Ahuwhenua Trophy finalist Anahera Hale gives Alex Lond an insight into her past, present and future ambitions as a dairy farmer.

An introvert at heart, the last thing Anahera Hale saw herself doing was entering into the prestigious Ahuwhenua Young Maori Farmer competition. But she now knows the competition is entrenched in her whakapapa, after finding out her great, great grandfather won the Ahuwhenua Trophy in 1936. An extraordinary discovery that made Ana emotional talking about even now, she never knew a family member of hers had achieved something like this.

“I went from knowing very little about the trophy and its significance, to researching the history after entering and discovering that my great great grandfather was one of the first winners back in the 1930’s.”

After a few bad years of feeling lost and struggling to cope after the death of her grandfather, this discovery gave her confidence that she was on the right path, following in her family’s footsteps and felt even more pride in being a finalist. After Anahera went ahead with a last-minute entry, she had only two days to prepare her application and then two more before the judge’s visit. She was feeling extremely nervous and out of place in the lead up, but always felt the support of her whanau with her.

“I always felt I just wanted to be authentically me and allow them to judge me based on that.”

Growing up in Edgecumbe with a family history working with horses and dry stock, Anahera knew no matter what, she wanted a job working outside and with animals. Her family had no connections in dairy farming, it was just by chance this profession presented itself to her.

After the Edgecumbe   floods destroyed her home, Ana and her nan moved into a cottage on a friend’s dairy farm in Whakatane.

It was while living here temporarily her interest in dairy farming developed as she sat at home watching the farmer go past each day to milk his cows and complete day to day jobs. In a happy twist of fate, this is the same farm that Anahera has just started working on as a farm assistant this season, after the farm she last worked on was sold and the sharemilkers moved on from dairy.

“It’s really quite amazing actually, that this is the farm that inspired me to start my dairy journey back in 2017, and now four years later I’m back to repay the favour”.

After completing a course in Agriculture at Toi Ohomai, the Institute of Technology, in the Bay of Plenty, at the start of 2019 Anahera started working as 2IC farm assistant for Rod and Jacquie McPherson, on their 340-cow dairy farm just outside Whakatane.

Anahera had an excellent relationship with her bosses and loved the opportunities presented to her through the job.

`Farming is a lifestyle

“It’s never been about the money or the time off for me,” Anahera explained. 

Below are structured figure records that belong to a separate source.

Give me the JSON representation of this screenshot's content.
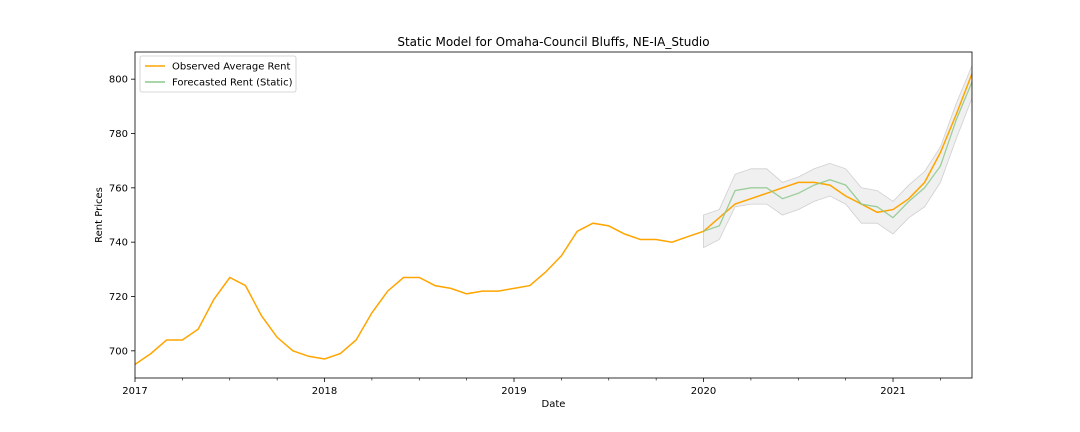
{
  "chart_data": {
    "type": "line",
    "title": "Static Model for Omaha-Council Bluffs, NE-IA_Studio",
    "xlabel": "Date",
    "ylabel": "Rent Prices",
    "xlim": [
      2017.0,
      2021.4167
    ],
    "ylim": [
      690,
      810
    ],
    "x_ticks": [
      2017,
      2018,
      2019,
      2020,
      2021
    ],
    "y_ticks": [
      700,
      720,
      740,
      760,
      780,
      800
    ],
    "grid": false,
    "legend_position": "top-left",
    "series": [
      {
        "name": "Observed Average Rent",
        "color": "#FFA500",
        "x": [
          2017.0,
          2017.0833,
          2017.1667,
          2017.25,
          2017.3333,
          2017.4167,
          2017.5,
          2017.5833,
          2017.6667,
          2017.75,
          2017.8333,
          2017.9167,
          2018.0,
          2018.0833,
          2018.1667,
          2018.25,
          2018.3333,
          2018.4167,
          2018.5,
          2018.5833,
          2018.6667,
          2018.75,
          2018.8333,
          2018.9167,
          2019.0,
          2019.0833,
          2019.1667,
          2019.25,
          2019.3333,
          2019.4167,
          2019.5,
          2019.5833,
          2019.6667,
          2019.75,
          2019.8333,
          2019.9167,
          2020.0,
          2020.0833,
          2020.1667,
          2020.25,
          2020.3333,
          2020.4167,
          2020.5,
          2020.5833,
          2020.6667,
          2020.75,
          2020.8333,
          2020.9167,
          2021.0,
          2021.0833,
          2021.1667,
          2021.25,
          2021.3333,
          2021.4167
        ],
        "values": [
          695,
          699,
          704,
          704,
          708,
          719,
          727,
          724,
          713,
          705,
          700,
          698,
          697,
          699,
          704,
          714,
          722,
          727,
          727,
          724,
          723,
          721,
          722,
          722,
          723,
          724,
          729,
          735,
          744,
          747,
          746,
          743,
          741,
          741,
          740,
          742,
          744,
          749,
          754,
          756,
          758,
          760,
          762,
          762,
          761,
          757,
          754,
          751,
          752,
          756,
          762,
          773,
          787,
          802
        ]
      },
      {
        "name": "Forecasted Rent (Static)",
        "color": "#8CC88C",
        "x": [
          2020.0,
          2020.0833,
          2020.1667,
          2020.25,
          2020.3333,
          2020.4167,
          2020.5,
          2020.5833,
          2020.6667,
          2020.75,
          2020.8333,
          2020.9167,
          2021.0,
          2021.0833,
          2021.1667,
          2021.25,
          2021.3333,
          2021.4167
        ],
        "values": [
          744,
          746,
          759,
          760,
          760,
          756,
          758,
          761,
          763,
          761,
          754,
          753,
          749,
          755,
          760,
          768,
          785,
          799
        ],
        "lower": [
          738,
          741,
          753,
          754,
          754,
          750,
          752,
          755,
          757,
          754,
          747,
          747,
          743,
          749,
          753,
          762,
          778,
          793
        ],
        "upper": [
          750,
          752,
          765,
          767,
          767,
          762,
          764,
          767,
          769,
          767,
          760,
          759,
          755,
          761,
          766,
          775,
          791,
          805
        ]
      }
    ]
  }
}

“Farming is a lifestyle and there are so many skills that can be learned and improved on. I love that I am continuously developing my skill set and building a better future for myself.”

Anahera’s time on her first farm was limited as the farm was sold at the end of the 2020/21 dairy season, but after being one of three finalists in the running for the Ahuwhenua trophy, she had no problem finding a new job in the area.

“After the trophy, people would recognise me everywhere; they would want to shake my hand, congratulate me and ask me what my plans were next season. Before the awards I was not very confident with new people or in big crowds, but now I enjoy telling people about my experience, and found it amazing meeting so many like minded farmers who shared my passion from all different areas.”

With more courage and understanding of the industry, Anahera is confident she will stick with dairy for a while longer, despite earlier reservations and thoughts that she wanted to change to dry stock. Although this is still on the cards,  she recognises how valuable dairy farming skills are in all lines of agricultural work and wants to build on these skills before considering a different career path.

Anahera is now farm assistant on a similar sized farm to her last job, still in the Edgecumbe area, and is enjoying the slower pace of life with all cows wintered off during the dry period. Very much aware it is the calm before the storm, she sees it as an opportunity to learn more about the farm she lived on for that short period of time in 2017. Despite enjoying the course that got her into dairy farming, she now wants to enjoy the physical benefits of being out onfarm every day.

“What you learn in the book isn’t the same as what you learn in the paddock,” she said.

“You can know the theory behind everything, but if you can’t physically get out there and get the job done then what’s the point?.”

 Next steps

Entering the awards showed her that people from all walks of life are still in with a chance of doing great things if they put their mind to it. It has helped her grow confidence in herself and in her own abilities as a farmer. Although, other people have always believed in her and supported her journey, in particular her nan; in return, family has always been the most important thing in her life, she said.

“My hobby is my family, I spend all the time I can with them.”

With their continuous support, Anahera is looking to the future with big plans for her dairy farming career.

“My next step is to complete an artificial insemination (AI) course this year, as this was already on my mind before the awards, and now I feel like I have the courage and confidence to go out to other people’s farms.”

Acknowledging that communication with farmers is an extremely important part of an AI tech’s job, she said she was first motivated by her own AI tech after chatting to him every morning.

“They’re just so passionate about their role, not just in getting the cows in calf but also chatting with the farmer. Sometimes, an AI tech is the only person a farmer will see all day during mating, and I want to make a positive impact on people after so many others have helped me get to this point and have these opportunities.”